München – Die Bayerische Staatsoper ließ sich zur Saisoneröffnung am Samstagabend nicht lumpen: Für die Münchner szenische Erstaufführung von Arrigo Boitos "Mefistofele" bot sie ein Edel-Ensemble auf – mit dem maltesischen Startenor Joseph Calleja als "Faust", dem Bass René Pape in der Titelrolle und der lettischen Sopranistin Kristīne Opolais als Margherita.
Die Inszenierung besorgte der Berghaus-Schüler Roland Schwab, der es bei seinem Münchner Regiedebüt richtig krachen ließ und die technischen Möglichkeiten voll ausreizte. Zur Walpurgisnacht, in der Mefistofele seinem Vertragspartner Faust zeigt, wie man in der Hölle Party macht, beginnt die Riesenbühne auf mehreren Ebenen regelrecht zu tanzen. Dazu gibt es eine Light- und Feuershow fast wie bei einem "Rammstein"-Konzert.
Das düstere Endzeitspektakel mit Mefistofele als Chef einer Rockerbande, der Faust auf der Chopper zum verhängnisvollen Rendezvous mit Margherita kutschiert, spielt im leer geräumten Aluminiumgerippe eines Großraumjets. Natürlich gibt es auch die mittlerweile obligatorische Bühnenkamera. Die wagt sich sogar in die Katakomben der Unterbühne, um von dort Schwarzweiß-Bilder bleicher Untoter auf eine Großleinwand zu übertragen,
Bis zur Pause macht das alles recht viel her. Nach der Pause geht der Regie jedoch die Luft aus. Statt intelligenter Personenregie ist Rampenstehen angesagt. Dabei ist der Maghareten-Akt, in dem Opolais als mutmaßliche Mörderin von Mutter und Kind auf ihre Hinrichtung wartet, der dramatische Höhepunkt der Oper. Opolais singt die schönste Arie der Oper hinreißend. Auch Joseph Calleja betört mit tenoralem Schmelz, lässt aber jede darstellerische Feinzeichnung vermissen. René Pape gibt einen hinreichend diabolischen Mefistofele, hat jedoch mitunter Mühe, sich gegen das Orchester zu behaupten
Im Epilog, in dem Boito auch Motive von Goethes "Faust II" anklingen lässt, zieht sich Faust, der nicht nur Margherita auf dem Gewissen hat, ins Vergessen zurück und findet Unterschlupf in einer Alzheimer-WG, wo er sich in die als Pflegerin wirkende Göttin Helena verliebt. Mefistofele spielt etwas frustriert mit dem Gymnastikball und muss zusehen, wie ihm Faust, den er so glänzend manipulierte, entgleitet und er sich nach einem anderen Opfer umsehen muss.
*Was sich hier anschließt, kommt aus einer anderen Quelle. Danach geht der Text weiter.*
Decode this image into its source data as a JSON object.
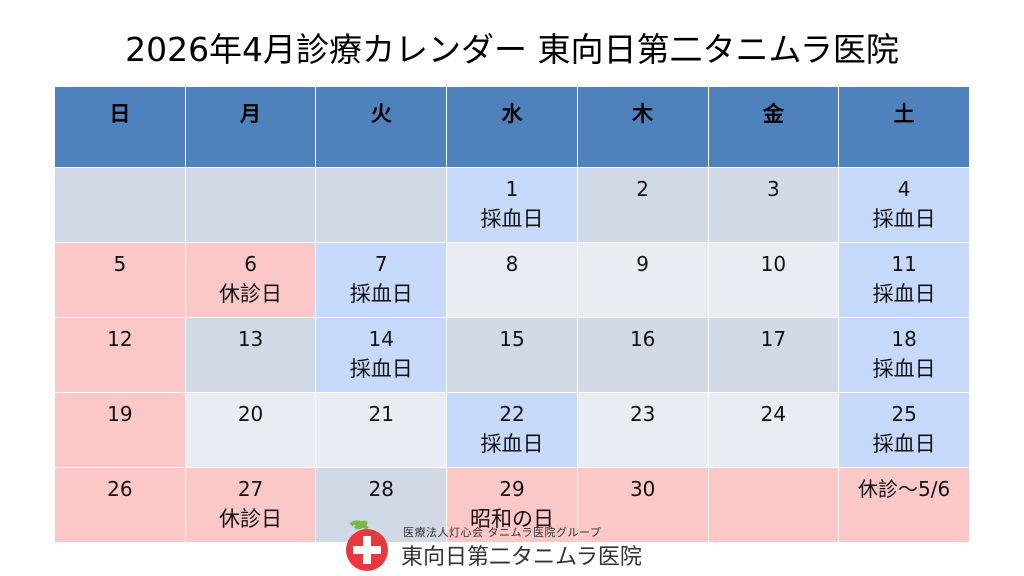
{
  "title": "2026年4月診療カレンダー 東向日第二タニムラ医院",
  "weekdays": [
    "日",
    "月",
    "火",
    "水",
    "木",
    "金",
    "土"
  ],
  "weeks": [
    [
      {
        "n": "",
        "l": "",
        "c": "gray"
      },
      {
        "n": "",
        "l": "",
        "c": "gray"
      },
      {
        "n": "",
        "l": "",
        "c": "gray"
      },
      {
        "n": "1",
        "l": "採血日",
        "c": "blue"
      },
      {
        "n": "2",
        "l": "",
        "c": "gray"
      },
      {
        "n": "3",
        "l": "",
        "c": "gray"
      },
      {
        "n": "4",
        "l": "採血日",
        "c": "blue"
      }
    ],
    [
      {
        "n": "5",
        "l": "",
        "c": "red"
      },
      {
        "n": "6",
        "l": "休診日",
        "c": "red"
      },
      {
        "n": "7",
        "l": "採血日",
        "c": "blue"
      },
      {
        "n": "8",
        "l": "",
        "c": "light"
      },
      {
        "n": "9",
        "l": "",
        "c": "light"
      },
      {
        "n": "10",
        "l": "",
        "c": "light"
      },
      {
        "n": "11",
        "l": "採血日",
        "c": "blue"
      }
    ],
    [
      {
        "n": "12",
        "l": "",
        "c": "red"
      },
      {
        "n": "13",
        "l": "",
        "c": "gray"
      },
      {
        "n": "14",
        "l": "採血日",
        "c": "blue"
      },
      {
        "n": "15",
        "l": "",
        "c": "gray"
      },
      {
        "n": "16",
        "l": "",
        "c": "gray"
      },
      {
        "n": "17",
        "l": "",
        "c": "gray"
      },
      {
        "n": "18",
        "l": "採血日",
        "c": "blue"
      }
    ],
    [
      {
        "n": "19",
        "l": "",
        "c": "red"
      },
      {
        "n": "20",
        "l": "",
        "c": "light"
      },
      {
        "n": "21",
        "l": "",
        "c": "light"
      },
      {
        "n": "22",
        "l": "採血日",
        "c": "blue"
      },
      {
        "n": "23",
        "l": "",
        "c": "light"
      },
      {
        "n": "24",
        "l": "",
        "c": "light"
      },
      {
        "n": "25",
        "l": "採血日",
        "c": "blue"
      }
    ],
    [
      {
        "n": "26",
        "l": "",
        "c": "red"
      },
      {
        "n": "27",
        "l": "休診日",
        "c": "red"
      },
      {
        "n": "28",
        "l": "",
        "c": "gray"
      },
      {
        "n": "29",
        "l": "昭和の日",
        "c": "red"
      },
      {
        "n": "30",
        "l": "",
        "c": "red"
      },
      {
        "n": "",
        "l": "",
        "c": "red"
      },
      {
        "n": "休診～5/6",
        "l": "",
        "c": "red"
      }
    ]
  ],
  "footer": {
    "group": "医療法人灯心会 タニムラ医院グループ",
    "name": "東向日第二タニムラ医院",
    "logo_icon": "apple-cross-logo-icon"
  },
  "colors": {
    "header": "#4f81bd",
    "red": "#fcc7c7",
    "gray": "#d2d9e6",
    "light": "#e9edf3",
    "blue": "#c6d9fa"
  }
}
Das Bayerische Staatsorchester nebst Staatsopern- und Kinderchor setzte unter Leitung des israelischen Dirigenten Omer Meir Wellber nur selten zu Höhenflügen an, manch lautstarke Tutti-Passage klang etwas gewaltsam. Eigentlich hätte Boitos so reiche und tiefgründige Komposition mehr musikalische Finesse verdient. Großer Premierenjubel vor allem für das Sängerteam. Bei Schwabs Erscheinen auf der Bühne entspann sich ein Bravo-Buh-Duell, das aber eindeutig zugunsten der Bravo-Rufer entschieden wurde.